Cats that hunt or spend time outdoors can pick up lungworms, most commonly Aelurostrongylus abstrusus, by eating infected snails, slugs, or rodents that have consumed them. The parasite lodges in the airways and lung tissue, causing a chronic cough, wheezing, or labored breathing that can look a lot like asthma.

Panacur is effective against feline lungworm, though treatment takes longer than it does for intestinal parasites. Published case reports show success with courses ranging from 2 to 21 days depending on the severity of infection. The Merck Veterinary Manual lists a typical regimen of fenbendazole given daily for two to five days. More entrenched infections may need a longer course, which your vet will determine based on chest X-rays and fecal testing.

Less Common Parasites

Panacur has also been used successfully against rarer infections. One published case documented a complete cure of a cat infected with a pancreatic fluke (Eurytrema procyonis) after a nine-day course of fenbendazole. While most cat owners will never encounter a fluke infection, it illustrates the drug’s versatility across different parasite types: roundworms, flatworms, protozoa, and even tissue-dwelling organisms in the lungs and pancreas.

How Treatment Duration Varies

One thing that sets Panacur apart from single-dose dewormers is that it always requires multiple days of treatment. The length depends entirely on which parasite your vet is targeting:

  • Roundworms, hookworms, tapeworms: 3 days
  • Giardia: 5 days
  • Lungworms: 2 to 5 days (sometimes longer)
  • Flukes: 9 days or more

The medication is given once daily by mouth. It comes as granules that can be mixed into wet food or as a liquid suspension. Most cats tolerate the granules mixed into a small amount of something flavorful, though picky eaters sometimes need the liquid syringe-dosed into the side of the mouth. Giving it with food improves absorption.

Side Effects and Safety

Panacur is considered one of the safest dewormers available. At standard doses, most cats experience no side effects at all. When side effects do occur, they tend to be mild: drooling, vomiting, or soft stool. These typically resolve on their own once the course is finished.

There is one rare but serious concern. Cats treated with fenbendazole for longer than the recommended duration have occasionally developed pancytopenia, a condition where red blood cells, white blood cells, and platelets all drop to dangerously low levels. This is why sticking to the prescribed course length matters. Another uncommon reaction happens not from the drug itself but from the parasites dying off. As large numbers of worms break down inside the body, the released material can trigger an allergic-type reaction with facial swelling, hives, or diarrhea.

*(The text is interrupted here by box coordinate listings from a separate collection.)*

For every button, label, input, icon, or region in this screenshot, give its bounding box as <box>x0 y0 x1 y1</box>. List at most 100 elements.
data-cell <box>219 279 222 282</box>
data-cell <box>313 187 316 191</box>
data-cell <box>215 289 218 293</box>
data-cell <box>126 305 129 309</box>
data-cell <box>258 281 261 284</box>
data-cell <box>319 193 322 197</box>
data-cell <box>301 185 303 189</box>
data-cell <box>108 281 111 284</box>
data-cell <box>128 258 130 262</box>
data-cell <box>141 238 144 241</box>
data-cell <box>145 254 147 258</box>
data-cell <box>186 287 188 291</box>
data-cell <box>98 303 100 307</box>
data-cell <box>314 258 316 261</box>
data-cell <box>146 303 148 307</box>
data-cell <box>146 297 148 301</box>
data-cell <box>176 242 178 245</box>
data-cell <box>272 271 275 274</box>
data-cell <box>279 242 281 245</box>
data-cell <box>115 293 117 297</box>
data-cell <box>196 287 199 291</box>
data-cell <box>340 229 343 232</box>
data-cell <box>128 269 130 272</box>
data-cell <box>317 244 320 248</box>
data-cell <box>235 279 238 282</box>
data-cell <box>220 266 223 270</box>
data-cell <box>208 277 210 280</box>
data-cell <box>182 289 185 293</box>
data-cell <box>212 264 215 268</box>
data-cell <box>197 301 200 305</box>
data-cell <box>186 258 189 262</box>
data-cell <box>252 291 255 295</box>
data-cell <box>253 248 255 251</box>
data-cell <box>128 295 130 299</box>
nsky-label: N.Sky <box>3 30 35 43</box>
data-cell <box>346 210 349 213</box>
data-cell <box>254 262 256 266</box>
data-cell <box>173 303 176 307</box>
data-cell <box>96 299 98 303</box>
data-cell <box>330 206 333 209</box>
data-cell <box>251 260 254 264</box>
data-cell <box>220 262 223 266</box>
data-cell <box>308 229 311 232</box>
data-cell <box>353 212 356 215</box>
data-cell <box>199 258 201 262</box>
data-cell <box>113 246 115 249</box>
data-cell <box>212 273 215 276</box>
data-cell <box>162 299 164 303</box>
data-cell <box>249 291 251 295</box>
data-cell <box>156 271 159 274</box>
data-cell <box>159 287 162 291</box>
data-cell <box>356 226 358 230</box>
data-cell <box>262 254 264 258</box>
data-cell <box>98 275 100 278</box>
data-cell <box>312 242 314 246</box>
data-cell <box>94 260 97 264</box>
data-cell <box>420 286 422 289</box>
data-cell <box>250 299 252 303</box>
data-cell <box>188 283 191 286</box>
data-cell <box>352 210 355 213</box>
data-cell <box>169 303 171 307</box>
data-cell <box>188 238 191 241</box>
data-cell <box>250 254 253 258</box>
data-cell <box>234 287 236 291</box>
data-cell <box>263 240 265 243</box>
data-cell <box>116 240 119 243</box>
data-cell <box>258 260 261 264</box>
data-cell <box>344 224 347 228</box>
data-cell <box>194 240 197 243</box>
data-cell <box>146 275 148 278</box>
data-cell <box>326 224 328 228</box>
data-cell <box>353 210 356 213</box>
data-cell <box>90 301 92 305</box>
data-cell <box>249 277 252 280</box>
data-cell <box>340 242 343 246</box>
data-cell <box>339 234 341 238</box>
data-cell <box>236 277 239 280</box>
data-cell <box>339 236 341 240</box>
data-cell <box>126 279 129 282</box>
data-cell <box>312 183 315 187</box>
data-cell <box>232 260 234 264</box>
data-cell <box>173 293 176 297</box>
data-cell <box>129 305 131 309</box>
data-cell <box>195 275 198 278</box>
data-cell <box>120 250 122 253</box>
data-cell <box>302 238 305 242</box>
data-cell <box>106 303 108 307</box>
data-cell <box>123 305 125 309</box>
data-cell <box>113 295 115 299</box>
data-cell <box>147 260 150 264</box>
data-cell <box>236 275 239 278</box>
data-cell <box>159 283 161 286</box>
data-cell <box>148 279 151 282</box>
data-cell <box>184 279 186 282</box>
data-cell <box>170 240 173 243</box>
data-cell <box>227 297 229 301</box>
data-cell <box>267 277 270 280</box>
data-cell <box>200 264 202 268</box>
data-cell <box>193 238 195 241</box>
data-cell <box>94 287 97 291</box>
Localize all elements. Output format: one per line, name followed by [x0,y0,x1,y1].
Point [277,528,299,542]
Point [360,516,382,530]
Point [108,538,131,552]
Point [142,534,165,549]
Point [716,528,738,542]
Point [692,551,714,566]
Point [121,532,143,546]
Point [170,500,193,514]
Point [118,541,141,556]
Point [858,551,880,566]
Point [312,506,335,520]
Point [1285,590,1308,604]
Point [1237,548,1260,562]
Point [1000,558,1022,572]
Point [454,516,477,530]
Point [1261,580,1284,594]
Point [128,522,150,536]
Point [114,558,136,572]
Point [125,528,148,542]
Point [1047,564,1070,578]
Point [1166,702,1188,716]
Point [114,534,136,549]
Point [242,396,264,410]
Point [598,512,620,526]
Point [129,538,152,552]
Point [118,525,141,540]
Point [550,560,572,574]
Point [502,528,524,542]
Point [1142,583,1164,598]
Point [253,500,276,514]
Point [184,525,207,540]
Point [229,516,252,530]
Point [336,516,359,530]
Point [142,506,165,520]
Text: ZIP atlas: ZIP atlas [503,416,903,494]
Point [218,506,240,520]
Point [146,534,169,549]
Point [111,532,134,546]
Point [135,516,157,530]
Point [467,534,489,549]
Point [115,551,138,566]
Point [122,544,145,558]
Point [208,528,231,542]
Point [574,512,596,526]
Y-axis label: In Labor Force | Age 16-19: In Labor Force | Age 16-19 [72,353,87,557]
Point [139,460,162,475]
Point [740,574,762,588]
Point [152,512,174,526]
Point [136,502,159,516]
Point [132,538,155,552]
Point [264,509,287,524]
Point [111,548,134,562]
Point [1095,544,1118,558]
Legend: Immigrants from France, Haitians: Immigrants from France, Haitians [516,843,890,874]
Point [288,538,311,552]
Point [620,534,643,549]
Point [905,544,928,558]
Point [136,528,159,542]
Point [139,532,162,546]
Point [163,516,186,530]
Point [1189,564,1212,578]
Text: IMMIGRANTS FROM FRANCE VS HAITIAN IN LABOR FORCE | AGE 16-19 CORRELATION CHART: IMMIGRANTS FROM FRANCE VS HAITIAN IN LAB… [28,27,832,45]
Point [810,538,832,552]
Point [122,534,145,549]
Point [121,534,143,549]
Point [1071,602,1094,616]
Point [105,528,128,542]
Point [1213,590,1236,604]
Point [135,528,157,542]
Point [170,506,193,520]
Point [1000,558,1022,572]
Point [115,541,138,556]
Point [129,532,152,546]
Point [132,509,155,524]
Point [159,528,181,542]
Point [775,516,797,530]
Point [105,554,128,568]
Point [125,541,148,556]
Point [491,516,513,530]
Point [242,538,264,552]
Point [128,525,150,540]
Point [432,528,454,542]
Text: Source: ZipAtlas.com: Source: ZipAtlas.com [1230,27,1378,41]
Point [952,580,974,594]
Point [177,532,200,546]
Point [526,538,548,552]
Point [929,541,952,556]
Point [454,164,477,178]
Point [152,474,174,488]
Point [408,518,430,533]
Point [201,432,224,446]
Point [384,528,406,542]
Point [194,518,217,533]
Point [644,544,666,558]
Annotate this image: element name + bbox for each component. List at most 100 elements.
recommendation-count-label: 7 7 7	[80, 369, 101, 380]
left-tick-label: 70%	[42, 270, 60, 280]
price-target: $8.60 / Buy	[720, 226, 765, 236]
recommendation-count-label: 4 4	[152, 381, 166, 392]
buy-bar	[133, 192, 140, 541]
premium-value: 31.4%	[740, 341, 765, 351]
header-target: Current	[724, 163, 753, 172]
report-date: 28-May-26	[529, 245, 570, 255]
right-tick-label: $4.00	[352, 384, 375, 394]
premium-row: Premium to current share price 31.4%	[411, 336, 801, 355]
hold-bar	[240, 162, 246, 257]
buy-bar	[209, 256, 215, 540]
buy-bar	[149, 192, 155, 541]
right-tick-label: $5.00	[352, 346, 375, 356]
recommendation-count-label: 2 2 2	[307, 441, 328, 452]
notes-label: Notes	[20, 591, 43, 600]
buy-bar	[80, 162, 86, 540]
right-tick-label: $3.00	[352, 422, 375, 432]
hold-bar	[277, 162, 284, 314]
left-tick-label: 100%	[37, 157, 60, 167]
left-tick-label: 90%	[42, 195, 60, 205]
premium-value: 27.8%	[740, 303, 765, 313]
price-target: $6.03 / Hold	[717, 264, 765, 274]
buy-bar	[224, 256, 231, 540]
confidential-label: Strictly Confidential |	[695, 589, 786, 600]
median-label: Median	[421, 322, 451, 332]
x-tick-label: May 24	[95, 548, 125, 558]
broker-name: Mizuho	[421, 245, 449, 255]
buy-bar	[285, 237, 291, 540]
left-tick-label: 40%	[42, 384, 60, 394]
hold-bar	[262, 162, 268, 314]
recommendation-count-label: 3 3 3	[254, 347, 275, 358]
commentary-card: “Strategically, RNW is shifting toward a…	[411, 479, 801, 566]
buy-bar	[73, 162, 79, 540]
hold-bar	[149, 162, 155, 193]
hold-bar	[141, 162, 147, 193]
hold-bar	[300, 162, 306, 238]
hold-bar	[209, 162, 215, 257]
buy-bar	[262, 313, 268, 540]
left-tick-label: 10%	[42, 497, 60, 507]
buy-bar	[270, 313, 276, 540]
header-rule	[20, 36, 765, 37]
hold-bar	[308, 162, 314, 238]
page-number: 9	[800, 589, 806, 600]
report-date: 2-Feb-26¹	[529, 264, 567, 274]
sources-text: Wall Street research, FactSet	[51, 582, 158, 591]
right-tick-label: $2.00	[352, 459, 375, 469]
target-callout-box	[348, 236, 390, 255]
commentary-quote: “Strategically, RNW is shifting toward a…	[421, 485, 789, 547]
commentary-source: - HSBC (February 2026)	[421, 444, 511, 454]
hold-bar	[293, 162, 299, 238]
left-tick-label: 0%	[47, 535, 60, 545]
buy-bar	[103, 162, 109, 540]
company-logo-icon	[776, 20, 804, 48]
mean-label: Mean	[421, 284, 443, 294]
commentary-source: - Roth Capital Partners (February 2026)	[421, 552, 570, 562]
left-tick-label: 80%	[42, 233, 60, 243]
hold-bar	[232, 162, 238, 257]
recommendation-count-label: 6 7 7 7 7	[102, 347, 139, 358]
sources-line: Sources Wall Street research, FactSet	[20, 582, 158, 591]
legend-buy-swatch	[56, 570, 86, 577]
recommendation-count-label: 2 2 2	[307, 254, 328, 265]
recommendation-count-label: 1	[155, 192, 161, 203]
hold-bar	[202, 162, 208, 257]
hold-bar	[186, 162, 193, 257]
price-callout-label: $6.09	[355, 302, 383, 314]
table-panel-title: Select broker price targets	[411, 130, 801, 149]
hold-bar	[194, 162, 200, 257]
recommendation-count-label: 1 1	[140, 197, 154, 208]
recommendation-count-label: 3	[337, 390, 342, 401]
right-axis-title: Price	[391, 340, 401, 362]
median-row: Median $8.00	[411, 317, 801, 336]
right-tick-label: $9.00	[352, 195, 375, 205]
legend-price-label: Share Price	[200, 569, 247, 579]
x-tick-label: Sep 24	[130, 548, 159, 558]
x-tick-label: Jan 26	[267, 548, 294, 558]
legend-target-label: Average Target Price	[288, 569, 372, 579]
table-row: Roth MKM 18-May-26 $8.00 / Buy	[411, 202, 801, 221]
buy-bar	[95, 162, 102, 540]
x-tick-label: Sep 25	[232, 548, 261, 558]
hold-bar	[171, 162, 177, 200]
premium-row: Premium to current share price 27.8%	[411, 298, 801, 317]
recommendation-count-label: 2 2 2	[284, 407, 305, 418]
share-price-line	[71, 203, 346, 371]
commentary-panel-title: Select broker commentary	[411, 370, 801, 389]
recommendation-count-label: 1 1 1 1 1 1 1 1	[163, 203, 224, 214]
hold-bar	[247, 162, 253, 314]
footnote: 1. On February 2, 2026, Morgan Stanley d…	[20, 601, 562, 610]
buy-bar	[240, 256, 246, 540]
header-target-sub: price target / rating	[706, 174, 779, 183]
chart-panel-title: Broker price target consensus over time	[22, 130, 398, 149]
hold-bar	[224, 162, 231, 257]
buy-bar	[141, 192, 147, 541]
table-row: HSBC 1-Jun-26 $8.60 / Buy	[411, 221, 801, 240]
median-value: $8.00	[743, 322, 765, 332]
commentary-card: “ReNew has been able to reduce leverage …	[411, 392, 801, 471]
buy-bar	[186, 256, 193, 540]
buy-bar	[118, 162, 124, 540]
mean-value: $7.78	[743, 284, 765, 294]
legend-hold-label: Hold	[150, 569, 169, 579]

This is more likely at higher-than-normal doses and is rare at standard ones.

Why It’s Used Off-Label

Panacur is FDA-approved for dogs, cattle, horses, pigs, and even large wild cats like lions and tigers, but it has never been formally approved for domestic cats. This sounds more alarming than it is. Off-label prescribing is extremely common in veterinary medicine, and fenbendazole has been studied and used in cats for decades. The standard feline dose, 50 mg per kilogram of body weight given once daily, is borrowed directly from the approved dog dose and has been validated in multiple published studies. Safety testing at three and even five times that dose showed the drug was well tolerated in cats, which gives a wide margin of safety at normal dosing.

Because it’s off-label, you won’t find Panacur marketed specifically for cats on store shelves. Your vet will either prescribe it directly or instruct you on the correct dose of a canine or livestock formulation. Getting the dose right matters, so this isn’t a medication to estimate on your own.